Lots to say today:
1) The Score's new album is AMAZING (one of my coworkers is also a fan of this band, not many people know about them unfortunately but I saw them in concert in 2017 and I showed him the picture I had with them today and it was hilarious cause he was dying. Tbh they're one of my favorite bands and I'm so glad I found them while they're not as famous, they have the potential to be big one day and are getting big slowly but surely. Their music is in a lot of trailers. I FOUND THEM FIRST lol
2) I finally have a neurology appointment set for Wednesday... it was a surprise when they called because I'd literally just been thinking when are they going to start seeing people, and when will I get in? I've been on the waitlist since February. It's a virtual appointment so I'm guessing this is just a describe what's been going on kind of an appointment then if needed a second appointment will get set up for me to come in person. When I think about it too seriously I get really nervous, because what if I have a major disease? I do want answers, but at the same time... I already have a tough diagnosis of bipolar II disorder, post-traumatic stress disorder, and major depressive disorder. Can I handle another one? But let's be honest it's probably just my fetal alcohol syndrome. In any case it'll be good to get checked out and know once and for all.
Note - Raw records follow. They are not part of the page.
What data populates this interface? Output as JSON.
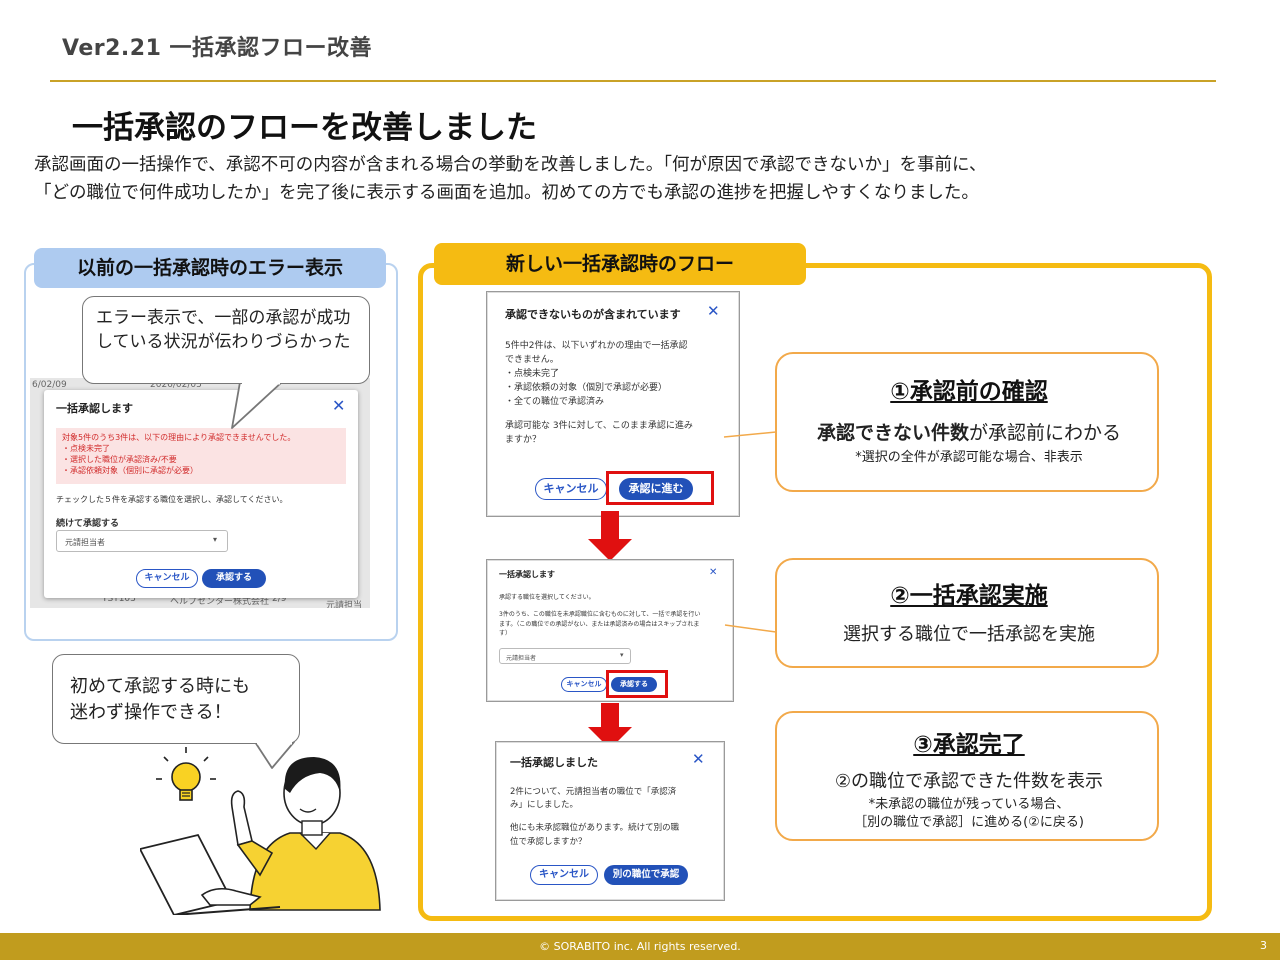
{
  "header": {
    "version_title": "Ver2.21  一括承認フロー改善",
    "main_title": "一括承認のフローを改善しました",
    "description_line1": "承認画面の一括操作で、承認不可の内容が含まれる場合の挙動を改善しました。「何が原因で承認できないか」を事前に、",
    "description_line2": "「どの職位で何件成功したか」を完了後に表示する画面を追加。初めての方でも承認の進捗を把握しやすくなりました。"
  },
  "left": {
    "label": "以前の一括承認時のエラー表示",
    "bubble_text": "エラー表示で、一部の承認が成功している状況が伝わりづらかった",
    "bg_texts": [
      "6/02/09",
      "2026/02/05",
      "TST103",
      "ヘルプセンター株式会社",
      "2/9",
      "元請担当者"
    ],
    "dialog": {
      "title": "一括承認します",
      "error_lines": [
        "対象5件のうち3件は、以下の理由により承認できませんでした。",
        "・点検未完了",
        "・選択した職位が承認済み/不要",
        "・承認依頼対象（個別に承認が必要）"
      ],
      "instruction": "チェックした５件を承認する職位を選択し、承認してください。",
      "continue_label": "続けて承認する",
      "select_value": "元請担当者",
      "cancel_label": "キャンセル",
      "approve_label": "承認する"
    },
    "bubble2_text_line1": "初めて承認する時にも",
    "bubble2_text_line2": "迷わず操作できる！"
  },
  "right": {
    "label": "新しい一括承認時のフロー",
    "dialog1": {
      "title": "承認できないものが含まれています",
      "lines": [
        "5件中2件は、以下いずれかの理由で一括承認",
        "できません。",
        "・点検未完了",
        "・承認依頼の対象（個別で承認が必要）",
        "・全ての職位で承認済み"
      ],
      "question_line1": "承認可能な 3件に対して、このまま承認に進み",
      "question_line2": "ますか？",
      "cancel_label": "キャンセル",
      "proceed_label": "承認に進む"
    },
    "dialog2": {
      "title": "一括承認します",
      "line1": "承認する職位を選択してください。",
      "line2": "3件のうち、この職位を未承認職位に含むものに対して、一括で承認を行い",
      "line3": "ます。（この職位での承認がない、または承認済みの場合はスキップされま",
      "line4": "す）",
      "select_value": "元請担当者",
      "cancel_label": "キャンセル",
      "approve_label": "承認する"
    },
    "dialog3": {
      "title": "一括承認しました",
      "line1": "2件について、元請担当者の職位で「承認済",
      "line2": "み」にしました。",
      "line3": "他にも未承認職位があります。続けて別の職",
      "line4": "位で承認しますか？",
      "cancel_label": "キャンセル",
      "other_label": "別の職位で承認"
    },
    "step1": {
      "title": "①承認前の確認",
      "main_bold": "承認できない件数",
      "main_rest": "が承認前にわかる",
      "note": "*選択の全件が承認可能な場合、非表示"
    },
    "step2": {
      "title": "②一括承認実施",
      "main": "選択する職位で一括承認を実施"
    },
    "step3": {
      "title": "③承認完了",
      "main": "②の職位で承認できた件数を表示",
      "note1": "*未承認の職位が残っている場合、",
      "note2": "［別の職位で承認］に進める(②に戻る)"
    }
  },
  "footer": {
    "copyright": "© SORABITO inc. All rights reserved.",
    "page_number": "3"
  },
  "colors": {
    "gold": "#c19c1e",
    "yellow": "#f5bb12",
    "blue_label": "#aecbf0",
    "button_blue": "#2251b8",
    "red": "#e01010",
    "orange_border": "#f2a94a"
  }
}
3) Saturday marks 5 months out of the hospital. It doesn't feel like it's been that long. It feels like 2. But it's cool to look back at the progress I've made since then. These past 6 months have been some of the hardest months of my life- coming back from wanting to die every day is no easy task. But I'm proud of where I am now, which wouldn't have happened if I hadn't decided to try to get better. I could've been my stubborn self and done everything in my power to die and I'm sure I would've succeeded, but I decided to take the harder route and live. And I think that's something I should be proud of, because now I get to live and have experiences I would've missed out on if I'd decided to pass on.